@Brandon9000,
Brandon9000 wrote:
gungasnake wrote:
I mean, you don't need to be Albert Einstein to see how the thing works. Just draw a circle, a point on the circle, a force vector going from the point to the center ( instantaneous gravity like in real life), and then a vector from the point in the same direction as a vector would have had from the point to the center five or ten degrees back on the circle....
And how exactly does this high school physics prove that if gravity weren't instantaneous, but only propagated at the speed of light, the solar system would fly apart?
Brandon - Gunga is actually correct in that statement. High-school physics is mostly Newtonian physics, and Newton's gravitational equations unquestionably show the transmission of gravity to be instantaneous.

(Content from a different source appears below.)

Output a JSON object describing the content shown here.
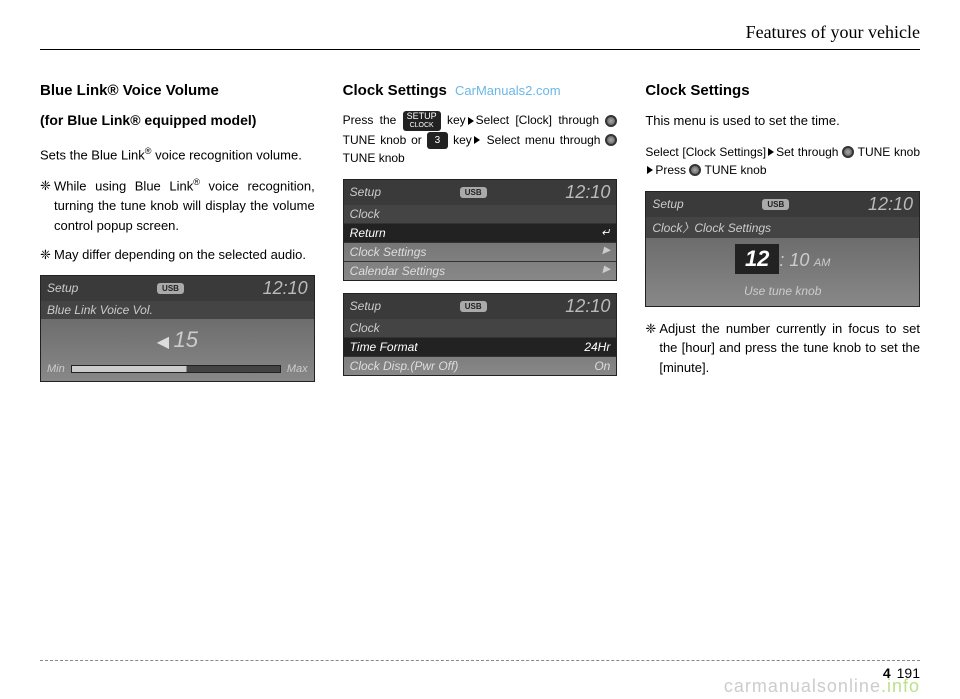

This was never doubted by anyone since Newton, btw. Subsequent confusion arose because relativity equations for gravity (mathematically speaking, which is the only approach I'm qualified to discuss, being a mathematician and not a physicist) permit both a "geometric" and a "field" interpretation.
I took a seminar with the late, great, Dick Feynman, on mathematical applications of the laws of physics (applications frequently found in apparently completely unrelated fields, like the pricing of options and warrants in financial markets, for which another teacher, Bob Merton, got a Nobel prize, as of course did Feynman) and I posted earlier on this thread a link to his theory of gravity, where he confirms this.
I'll see if I can find the excerpt on the web - BRB. Happy 2009 to y'all, btw!